I'm an experienced 30 year contact lens wearer and a technically studied person. I've worn first generation soft lens, and the new silicone hydrogel Continuous wear lens (one month). And I've worn corneal gas permeable lenses, both first generation (silicon acrylate) and current generation (fluorosilicone acrylates with low silicon content), which are far better than the originals for myself.
As far as "high-tech" or "sci-fi" type lenses, there are "zoom" contact lenses under development, for instance with 2x magnification. They work in conjunction with a pair of glasses which magnify the image, and may be handy for those with very high myopia or low vision, since the stronger the diopter power the smaller the focused image is on the retina. Also, there are new improvements being made with toric lenses in the SCL market, which gas permeable lenses have had an advantage in. On the issue of eye health, gas permeable lenses are remain the safest, reducing the chance of infection to a third of that of soft contact lenses. This is probably because soft contact lenses absorb liquids and bacteria, while gas permeable lenses do not. So imagine a kitchen with a sink sponge that collects bacteria and never gets replaced. That's comparable to a soft contact lens that rarely gets replaced. Also imagine a dinner plate in the kitchen sink. It gets washed off very well, over and over and over, and remains clean. This is like a gas permeable lens.

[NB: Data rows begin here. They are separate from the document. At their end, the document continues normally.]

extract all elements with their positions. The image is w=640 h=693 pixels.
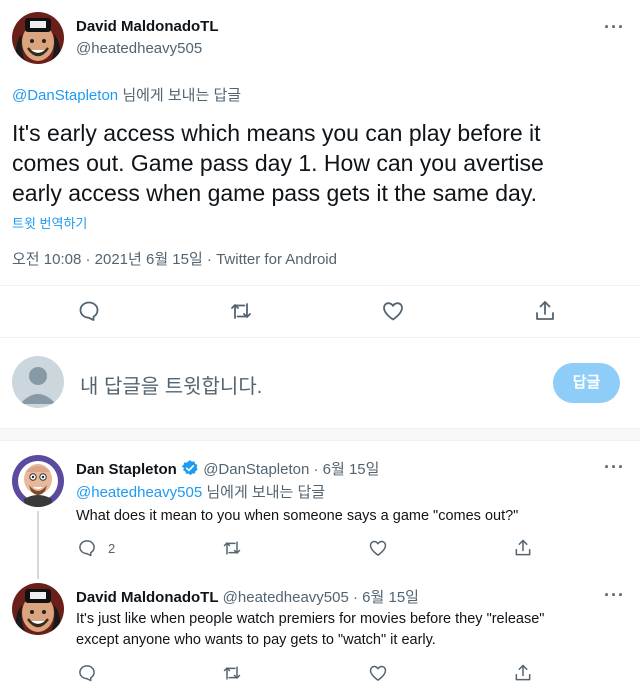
divider <box>0 337 640 338</box>
retweet-icon[interactable] <box>229 299 253 323</box>
reply2-text-line: except anyone who wants to pay gets to "… <box>76 632 436 648</box>
reply1-header: Dan Stapleton @DanStapleton · 6월 15일 <box>76 458 379 479</box>
reply-icon[interactable] <box>77 299 101 323</box>
more-options-icon[interactable]: ··· <box>604 458 625 476</box>
tweet-timestamp[interactable]: 오전 10:08 · 2021년 6월 15일 · Twitter for An… <box>12 248 337 269</box>
reply1-reply-icon[interactable] <box>77 538 97 558</box>
divider <box>0 285 640 286</box>
author-name[interactable]: David MaldonadoTL <box>76 18 219 35</box>
reply2-reply-icon[interactable] <box>77 663 97 683</box>
reply1-share-icon[interactable] <box>513 538 533 558</box>
reply1-text: What does it mean to you when someone sa… <box>76 508 519 524</box>
tweet-text-line: It's early access which means you can pl… <box>12 120 541 146</box>
reply2-share-icon[interactable] <box>513 663 533 683</box>
reply2-handle-date[interactable]: @heatedheavy505 · 6월 15일 <box>223 589 419 606</box>
avatar-david[interactable] <box>12 583 64 635</box>
reply-context: @DanStapleton 님에게 보내는 답글 <box>12 84 241 105</box>
reply-to-suffix: 님에게 보내는 답글 <box>122 87 242 104</box>
like-icon[interactable] <box>381 299 405 323</box>
reply-submit-label: 답글 <box>572 374 601 391</box>
author-handle[interactable]: @heatedheavy505 <box>76 40 202 57</box>
reply1-reply-count: 2 <box>108 541 116 556</box>
tweet-text: It's early access which means you can pl… <box>12 118 632 208</box>
reply1-reply-to-suffix: 님에게 보내는 답글 <box>206 484 326 501</box>
reply1-handle-date[interactable]: @DanStapleton · 6월 15일 <box>203 461 379 478</box>
reply1-author-name[interactable]: Dan Stapleton <box>76 461 177 478</box>
reply1-context: @heatedheavy505 님에게 보내는 답글 <box>76 481 325 502</box>
reply2-header: David MaldonadoTL @heatedheavy505 · 6월 1… <box>76 586 419 607</box>
tweet-text-line: early access when game pass gets it the … <box>12 180 538 206</box>
reply1-like-icon[interactable] <box>368 538 388 558</box>
tweet-text-line: comes out. Game pass day 1. How can you … <box>12 150 544 176</box>
more-options-icon[interactable]: ··· <box>604 18 625 36</box>
reply2-text-line: It's just like when people watch premier… <box>76 611 545 627</box>
reply-submit-button[interactable]: 답글 <box>553 363 620 403</box>
share-icon[interactable] <box>533 299 557 323</box>
reply2-retweet-icon[interactable] <box>222 663 242 683</box>
verified-badge-icon <box>181 459 199 477</box>
more-options-icon[interactable]: ··· <box>604 586 625 604</box>
translate-tweet-link[interactable]: 트윗 번역하기 <box>12 213 87 232</box>
reply2-author-name[interactable]: David MaldonadoTL <box>76 589 219 606</box>
section-separator <box>0 428 640 441</box>
thread-line <box>37 511 39 579</box>
reply-to-link[interactable]: @DanStapleton <box>12 87 118 104</box>
reply2-text: It's just like when people watch premier… <box>76 609 636 651</box>
reply1-retweet-icon[interactable] <box>222 538 242 558</box>
reply2-like-icon[interactable] <box>368 663 388 683</box>
avatar-dan[interactable] <box>12 455 64 507</box>
avatar-default[interactable] <box>12 356 64 408</box>
avatar-david[interactable] <box>12 12 64 64</box>
reply-compose-input[interactable]: 내 답글을 트윗합니다. <box>80 370 262 399</box>
reply1-reply-to-link[interactable]: @heatedheavy505 <box>76 484 202 501</box>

Finally, gas permeable lens are likely to remain the top lenses of choice when SCL fail to correct the vision adequately. This is because they are perfectly shaped, and rest on the cornea (corneal lenses) and thereby the cornea is optically replaced by the perfect shape of those hard lenses, even molding it to the lens shape over time (orthokeratology is a field that corrects myopia by temporarily molding the cornea to correct the vision instead of surgery, and it's benefits, and side effects, are temporary) .
On the other hand, soft contact lenses conform to the shape of the cornea, and either add diopter power to it, subtract from it. Any irregularity or higher order aberration in the cornea will remain after the soft contact lens conforms to the irregularity. For myself, I currently use Rigid Gas Permeable lenses (RGP) because they correct my vision better, and even though I have myopia, I couldn't read well with soft lenses. After a couple of months of adaptation, I found them to been more comfortable than soft lenses (except during pollen season). I think this is mainly due to their cleanliness. They remain crystal clean every day, where as soft lens collect more and more deposits day by day until disposal. So for me, each day is like a fresh pair of lens. However, I never did try the daily disposable soft contact lenses, which may solve the comfort problem I had.